Oft wird die Kraft der Natur unterschätzt und zu künstlich hergestellten Medikamenten gegriffen. Natürlich ersetzt die tierische Kräuterkunde keinen Gang zum Tierarzt. Sie kann jedoch Genesungsprozesse unterstützen, bei kleineren Beschwerden eingesetzt werden oder prophylaktisch wirken. Außerdem bringen die leckeren Kräuter Abwechslung und Frühlingsgefühle in den Hundenapf. Schau doch mal bei unseren Frühlingsrezepten vorbei - hier findet sich auch das ein oder andere oben genannte Kraut im Hundenapf wieder. Und falls ihr keine Zeit findet und es einfach mal schnell gehen muss, helfen unsere William Walker Öle bei einer gesunden und ausgeglichen Hundeernährung auf natürlicher Basis.

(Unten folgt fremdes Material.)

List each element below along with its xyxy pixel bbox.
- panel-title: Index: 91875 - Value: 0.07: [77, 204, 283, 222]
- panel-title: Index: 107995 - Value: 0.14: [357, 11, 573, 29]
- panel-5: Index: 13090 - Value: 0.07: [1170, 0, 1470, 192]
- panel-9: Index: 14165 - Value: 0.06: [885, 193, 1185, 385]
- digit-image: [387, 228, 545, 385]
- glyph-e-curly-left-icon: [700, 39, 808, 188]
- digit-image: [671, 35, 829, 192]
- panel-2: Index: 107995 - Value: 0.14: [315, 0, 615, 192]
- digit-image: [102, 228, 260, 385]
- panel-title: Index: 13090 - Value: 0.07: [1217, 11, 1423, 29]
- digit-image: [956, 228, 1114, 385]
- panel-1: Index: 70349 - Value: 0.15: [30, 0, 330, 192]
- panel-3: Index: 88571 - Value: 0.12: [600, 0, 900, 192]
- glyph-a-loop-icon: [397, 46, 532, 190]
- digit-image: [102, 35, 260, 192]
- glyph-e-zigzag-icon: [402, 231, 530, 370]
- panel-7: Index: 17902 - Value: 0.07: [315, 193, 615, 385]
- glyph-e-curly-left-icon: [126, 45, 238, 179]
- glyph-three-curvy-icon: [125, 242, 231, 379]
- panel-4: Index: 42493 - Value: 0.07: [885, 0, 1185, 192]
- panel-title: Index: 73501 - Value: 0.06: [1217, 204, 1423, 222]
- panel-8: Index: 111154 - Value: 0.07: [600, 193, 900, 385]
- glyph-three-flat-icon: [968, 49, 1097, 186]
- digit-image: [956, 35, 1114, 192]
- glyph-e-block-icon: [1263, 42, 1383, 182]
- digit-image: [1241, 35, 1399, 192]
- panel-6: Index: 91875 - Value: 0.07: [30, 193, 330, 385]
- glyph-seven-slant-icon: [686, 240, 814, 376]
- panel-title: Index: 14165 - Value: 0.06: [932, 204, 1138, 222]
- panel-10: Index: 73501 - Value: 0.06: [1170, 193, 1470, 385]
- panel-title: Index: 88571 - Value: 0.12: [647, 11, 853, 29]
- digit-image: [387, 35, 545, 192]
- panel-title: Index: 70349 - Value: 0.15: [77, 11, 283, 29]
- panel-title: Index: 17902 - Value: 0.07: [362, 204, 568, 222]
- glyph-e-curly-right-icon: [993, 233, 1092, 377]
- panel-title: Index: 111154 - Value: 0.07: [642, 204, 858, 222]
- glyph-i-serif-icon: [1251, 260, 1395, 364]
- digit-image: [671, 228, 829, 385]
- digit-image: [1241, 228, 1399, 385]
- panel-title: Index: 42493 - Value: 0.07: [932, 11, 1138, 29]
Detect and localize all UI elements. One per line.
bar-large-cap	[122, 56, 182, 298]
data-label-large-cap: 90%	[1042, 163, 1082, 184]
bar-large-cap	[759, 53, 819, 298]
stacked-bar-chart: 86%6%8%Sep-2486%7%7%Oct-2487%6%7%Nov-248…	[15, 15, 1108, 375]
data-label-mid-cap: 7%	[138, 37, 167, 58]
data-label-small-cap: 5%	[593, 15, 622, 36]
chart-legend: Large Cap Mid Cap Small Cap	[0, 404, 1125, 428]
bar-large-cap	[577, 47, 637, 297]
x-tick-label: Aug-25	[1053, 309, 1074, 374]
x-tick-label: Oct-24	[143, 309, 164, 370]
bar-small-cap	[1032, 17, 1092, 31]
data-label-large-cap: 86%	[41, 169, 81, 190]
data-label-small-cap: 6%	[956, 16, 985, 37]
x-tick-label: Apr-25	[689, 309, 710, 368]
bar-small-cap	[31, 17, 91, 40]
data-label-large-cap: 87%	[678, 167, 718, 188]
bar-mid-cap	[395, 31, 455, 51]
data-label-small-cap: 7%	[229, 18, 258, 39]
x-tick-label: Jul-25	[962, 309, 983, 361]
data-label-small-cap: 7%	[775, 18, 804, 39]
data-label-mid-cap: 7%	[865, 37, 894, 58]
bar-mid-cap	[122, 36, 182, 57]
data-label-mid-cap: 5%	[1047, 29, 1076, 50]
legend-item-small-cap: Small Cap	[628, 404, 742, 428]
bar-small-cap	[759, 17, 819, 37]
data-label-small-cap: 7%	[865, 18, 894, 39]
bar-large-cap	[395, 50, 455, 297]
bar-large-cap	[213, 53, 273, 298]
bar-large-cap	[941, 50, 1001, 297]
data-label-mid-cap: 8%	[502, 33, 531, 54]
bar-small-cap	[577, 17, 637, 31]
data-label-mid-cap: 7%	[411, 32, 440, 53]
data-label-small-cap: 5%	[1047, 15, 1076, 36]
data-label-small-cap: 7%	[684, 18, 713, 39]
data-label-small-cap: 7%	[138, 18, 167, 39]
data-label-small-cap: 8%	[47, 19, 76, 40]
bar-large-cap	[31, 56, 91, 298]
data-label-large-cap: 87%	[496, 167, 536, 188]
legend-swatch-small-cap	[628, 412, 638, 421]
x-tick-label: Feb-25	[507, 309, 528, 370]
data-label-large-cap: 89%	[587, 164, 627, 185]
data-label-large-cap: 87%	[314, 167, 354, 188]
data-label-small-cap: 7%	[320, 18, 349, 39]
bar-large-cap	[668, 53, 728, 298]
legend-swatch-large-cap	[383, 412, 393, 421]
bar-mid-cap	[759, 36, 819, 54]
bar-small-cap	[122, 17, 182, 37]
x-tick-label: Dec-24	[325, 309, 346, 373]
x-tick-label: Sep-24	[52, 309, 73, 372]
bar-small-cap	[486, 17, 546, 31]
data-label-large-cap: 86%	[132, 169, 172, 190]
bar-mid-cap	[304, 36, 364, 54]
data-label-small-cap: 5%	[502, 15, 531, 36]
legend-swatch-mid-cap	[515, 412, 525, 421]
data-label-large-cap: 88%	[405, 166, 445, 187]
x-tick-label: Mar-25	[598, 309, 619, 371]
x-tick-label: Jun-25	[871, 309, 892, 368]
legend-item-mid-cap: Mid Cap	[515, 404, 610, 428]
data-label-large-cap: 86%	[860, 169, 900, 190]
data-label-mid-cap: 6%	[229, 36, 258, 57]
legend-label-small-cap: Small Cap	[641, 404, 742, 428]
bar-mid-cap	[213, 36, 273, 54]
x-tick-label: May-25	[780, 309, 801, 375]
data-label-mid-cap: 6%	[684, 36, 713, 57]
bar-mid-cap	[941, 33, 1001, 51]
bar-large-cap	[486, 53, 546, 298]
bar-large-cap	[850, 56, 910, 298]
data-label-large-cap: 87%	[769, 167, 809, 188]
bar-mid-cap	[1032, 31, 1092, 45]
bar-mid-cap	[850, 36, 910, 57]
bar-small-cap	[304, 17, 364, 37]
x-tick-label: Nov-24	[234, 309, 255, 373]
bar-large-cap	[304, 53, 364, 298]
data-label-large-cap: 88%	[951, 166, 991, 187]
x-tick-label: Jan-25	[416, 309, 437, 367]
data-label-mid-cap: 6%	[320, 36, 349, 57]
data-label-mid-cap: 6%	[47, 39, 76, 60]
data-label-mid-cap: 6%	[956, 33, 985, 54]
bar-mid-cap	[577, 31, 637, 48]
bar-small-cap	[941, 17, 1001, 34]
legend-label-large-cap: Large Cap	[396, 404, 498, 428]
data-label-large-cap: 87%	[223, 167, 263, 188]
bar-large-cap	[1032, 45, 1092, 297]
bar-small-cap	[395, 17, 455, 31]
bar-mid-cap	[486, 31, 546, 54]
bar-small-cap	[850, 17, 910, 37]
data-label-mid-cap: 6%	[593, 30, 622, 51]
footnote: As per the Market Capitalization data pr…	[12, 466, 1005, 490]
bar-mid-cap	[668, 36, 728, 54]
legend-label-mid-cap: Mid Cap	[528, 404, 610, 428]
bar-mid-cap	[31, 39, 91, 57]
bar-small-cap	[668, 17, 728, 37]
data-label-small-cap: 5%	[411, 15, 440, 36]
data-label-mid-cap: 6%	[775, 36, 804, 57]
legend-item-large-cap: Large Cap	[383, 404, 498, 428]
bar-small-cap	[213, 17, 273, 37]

Solltest du nun das Bedürfnis haben, rauszugehen und die tollen Kräuter für deinen Hund zu sammeln - denke daran, die Pflanzen nicht von Straßenrändern zu sammeln, da hier die Abgas- und Schmutzbelastung sehr hoch sein kann. Auch Hundewiesen, wo viele Hunde ihr Geschäft erledigen, eignen sich nicht unbedingt als Kräuter-Supermarkt.

Wir von William Walker hoffen, dass wir euch ein paar hilfreiche Tips geben konnten und wünschen euch und eurem Vierbeiner einen schönen Start in den Frühling!